Splenic hematoma, laceration, devascularization, or frank rupture are potential consequences of blunt or penetrating injuries to the left torso. Patients may present with diffuse abdominal pain or left upper quadrant tenderness. Associated left shoulder pain is referred to as the Kehr sign. Leukocytosis and hyperamylasemia may also be seen. Hemodynamic stability, rather than grade of injury, directs initial management and surgical decision making.
During initial evaluation and resuscitation, FAST (Focused Assessment with Sonography in Trauma) quickly identifies intraperitoneal hemorrhage but is insensitive for visceral injury. Contrast-enhanced CT scan is the most accurate test for evaluating the spleen and should be obtained in the hemodynamically stable patient.

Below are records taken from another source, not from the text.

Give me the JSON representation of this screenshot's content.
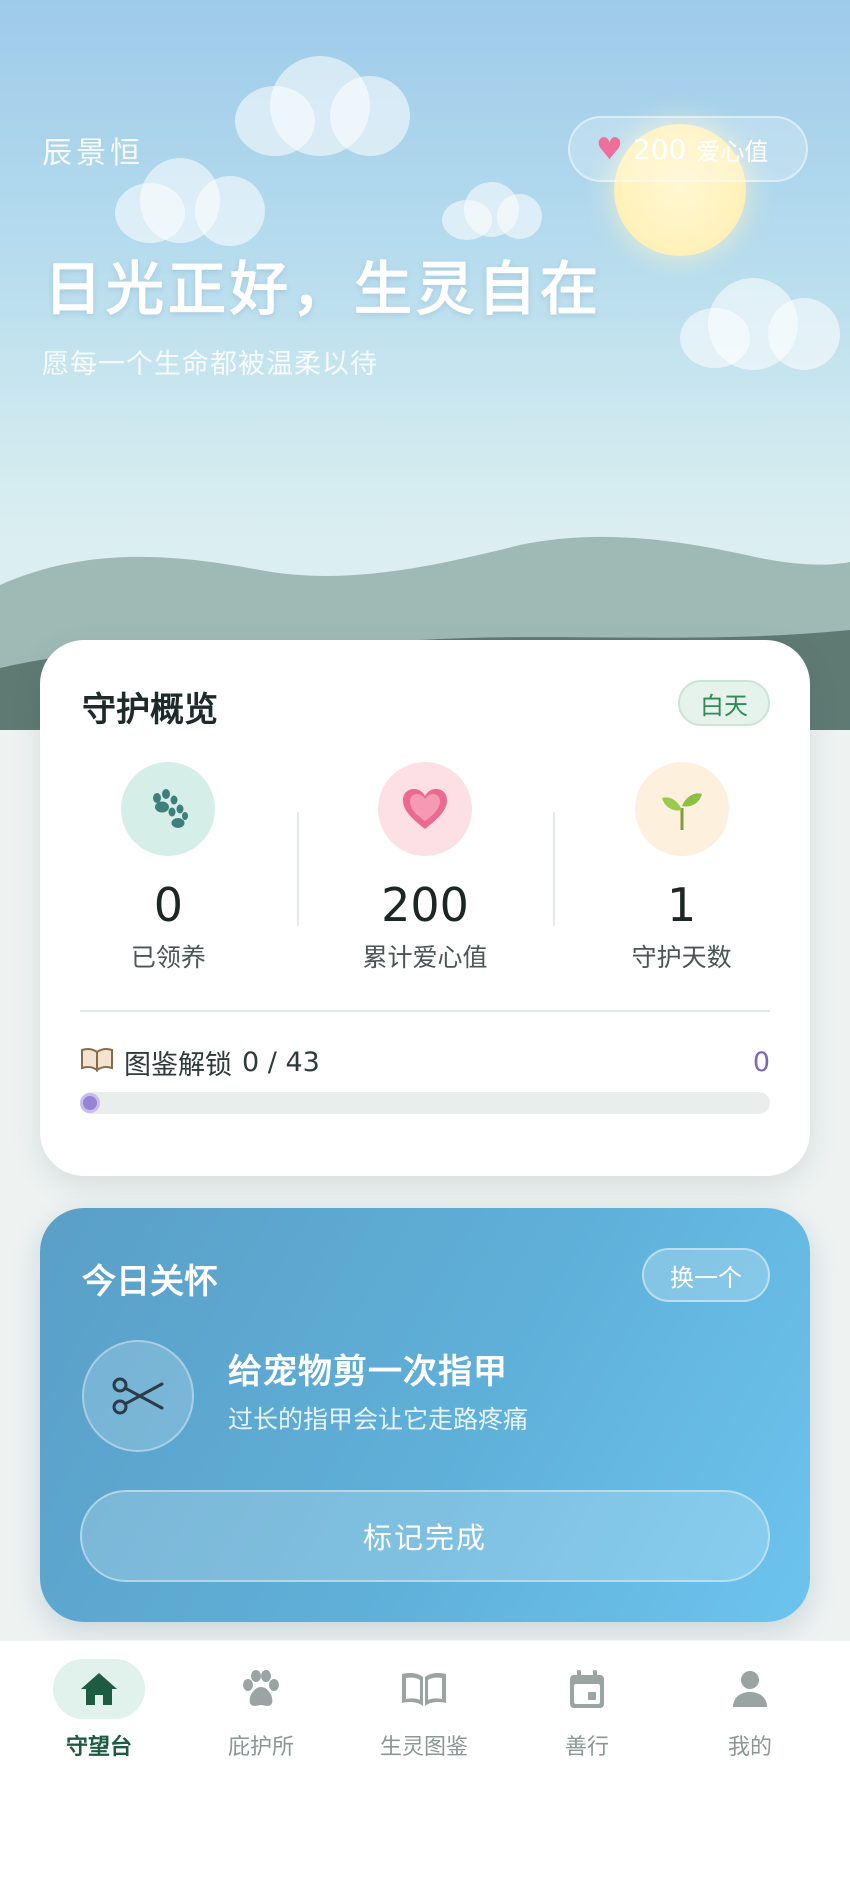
{
  "hero": {
    "user_name": "辰景恒",
    "love_value": "200",
    "love_unit": "爱心值",
    "title": "日光正好，生灵自在",
    "subtitle": "愿每一个生命都被温柔以待"
  },
  "overview": {
    "title": "守护概览",
    "period_badge": "白天",
    "stats": [
      {
        "value": "0",
        "label": "已领养",
        "icon": "paw-icon"
      },
      {
        "value": "200",
        "label": "累计爱心值",
        "icon": "heart-icon"
      },
      {
        "value": "1",
        "label": "守护天数",
        "icon": "sprout-icon"
      }
    ],
    "unlock": {
      "label": "图鉴解锁",
      "count": "0 / 43",
      "right_value": "0",
      "progress": 0
    }
  },
  "care": {
    "title": "今日关怀",
    "switch_label": "换一个",
    "task": "给宠物剪一次指甲",
    "description": "过长的指甲会让它走路疼痛",
    "done_label": "标记完成",
    "icon": "scissors-icon"
  },
  "nav": {
    "items": [
      {
        "label": "守望台",
        "icon": "home-icon",
        "active": true
      },
      {
        "label": "庇护所",
        "icon": "paw-icon",
        "active": false
      },
      {
        "label": "生灵图鉴",
        "icon": "book-icon",
        "active": false
      },
      {
        "label": "善行",
        "icon": "calendar-icon",
        "active": false
      },
      {
        "label": "我的",
        "icon": "person-icon",
        "active": false
      }
    ]
  },
  "colors": {
    "accent_green": "#1d5c42",
    "love_pink": "#ea5a86",
    "progress_purple": "#9882d6",
    "care_blue": "#5fb0d9"
  }
}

On CT, lacerations appear as nonenhancing linear or jagged lesions, often at the splenic periphery. They are associated with pericapsular or subcapsular hematomas, a crescent-shaped soft tissue attenuation fluid collection. This finding permits differentiation from splenic clefts, a normal variant. Splenic hematomas appear as low-attenuation intrasplenic masses.
Contrast extravasation on arterial phase images, particularly if associated with a hematoma and increase in volume on 5-minute delayed images, indicates active hemorrhage. Splenic artery pseudoaneurysms are contained vascular injuries that appear as small round or oval lesions with attenuation identical to that of arteries on initial images, that decreases ( following arterial attenuation) on delayed images. Extravasation and pseudoaneu- rysm are indications for emergent visceral arteriography.
Most classification systems grade splenic injury based on the size and location of subcapsular or parenchymal hematoma, length and depth of any laceration, and the presence or absence of active bleeding. Injuries that involve the vascular hilum may require embolization or splenectomy to control hemorrhage. Absent life-threatening hemorrhage, nonoperative management is preferred.
Depending on hemodynamic stability, most grade I–III injuries, as well as some of higher grade, can be managed nonoperatively. Grade IV and V injuries may require either arteriography/embolization or splenectomy.
Splenic Injury Grading
Grade I Subcapsular hematoma involving < 10% of surface area, or laceration < 1 cm depth
Grade II Subcapsular hematoma involving 10–50% of surface area, intraparenchymal hematoma < 5 cm in diameter, or laceration 1–3 cm in depth not involving trabecular vessels
Grade III Subcapsular hematoma involving > 50% of surface area, intraparenchymal hematoma > 5 cm, any expanding hematoma, laceration > 3 cm depth or involving trabecular vessels, or ruptured subcapsular or parenchymal hematoma.
Grade IV Laceration involving segmental or hilar vessels with > 25% devascularization
Grade V Shattered spleen or hilar vascular injury with devascularization
Examples
Grade III injury. Blunt trauma. A 5-cm laceration extends to the splenic hilum with extensive associated hemoperitoneum.
Grade III injury. Stab wound to flank. Deep laceration. No subcapsular hematoma or hemoperitoneum.
Grade V injury. Blunt trauma. Shattered spleen with associated grade V renal injury and extensive hemoperitoneum.